He laughs out loud. "Yeah, well, that's maybe a little simplistic...? I mean, when you're dealing with six dimensions and above, you sort of go inside out, and upside down, and sideways, and, you know, more ways than that."
"I'm sorry to say that I don't know," I say, "but I suspect it's memorable."
"Please!" he says. "My poor gnaester! You have no idea."
"Um... perhaps that's for the best."
"But the inside gets bigger than the outside," Fred says. And then adds, a bit abashed but also amused, "I was kind of late to the party on this, apparently. I'm told it's a trope."
"So it is," I said. "...For a lot of us, though. Takes a while to realize what's happened. But you're in good company."
"Oh good. Anyway, so then after that you start emitting all the stuff you earlier absorbed," Fred says. "You're a gateway. It's like... recycling, you know? Takes a while sometimes: some people have trouble emitting, after absorbing and absorbing for so long." He laughs. "Habit, yeah?"

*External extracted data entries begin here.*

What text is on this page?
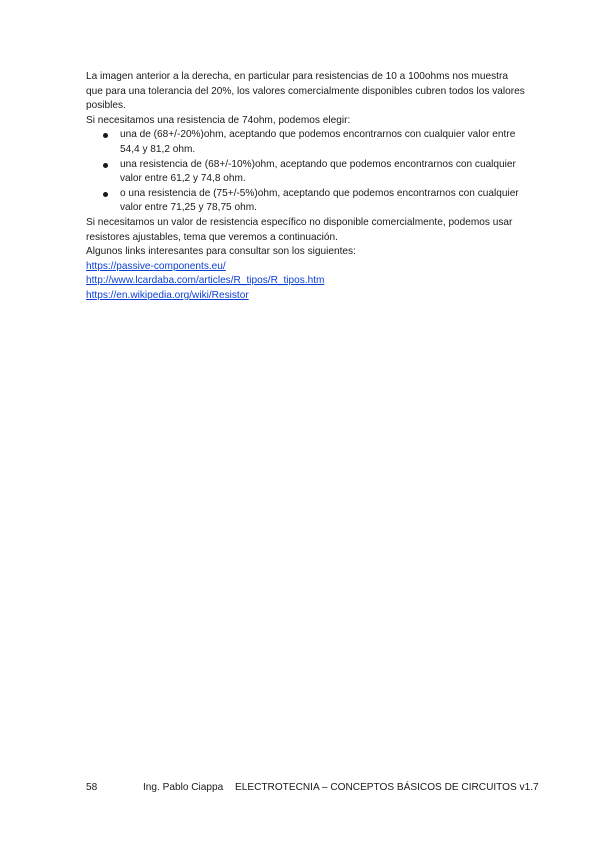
La imagen anterior a la derecha, en particular para resistencias de 10 a 100ohms nos muestra que para una tolerancia del 20%, los valores comercialmente disponibles cubren todos los valores posibles.

Si necesitamos una resistencia de 74ohm, podemos elegir:

una de (68+/-20%)ohm, aceptando que podemos encontrarnos con cualquier valor entre 54,4 y 81,2 ohm.
una resistencia de (68+/-10%)ohm, aceptando que podemos encontrarnos con cualquier valor entre 61,2 y 74,8 ohm.
o una resistencia de (75+/-5%)ohm, aceptando que podemos encontrarnos con cualquier valor entre 71,25 y 78,75 ohm.

Si necesitamos un valor de resistencia específico no disponible comercialmente, podemos usar resistores ajustables, tema que veremos a continuación.

Algunos links interesantes para consultar son los siguientes:

https://passive-components.eu/
http://www.lcardaba.com/articles/R_tipos/R_tipos.htm
https://en.wikipedia.org/wiki/Resistor
58	Ing. Pablo Ciappa ELECTROTECNIA – CONCEPTOS BÁSICOS DE CIRCUITOS v1.7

"Yes it is," I say. "Habit is such a problem."
"Anyway," Fred says, "tell everybody it's okay. Black holes are about taking in what's over with, what's done. But when we shift, it's about letting whatever we ingested go out to be something new. Has to go through our insides first, though! That's what we're for."
"Recycling?" I say.
"Recycling. You're starstuff, sure!" And Fred laughs. "But sometimes even starstuff needs to go through the wash."
***
HTH!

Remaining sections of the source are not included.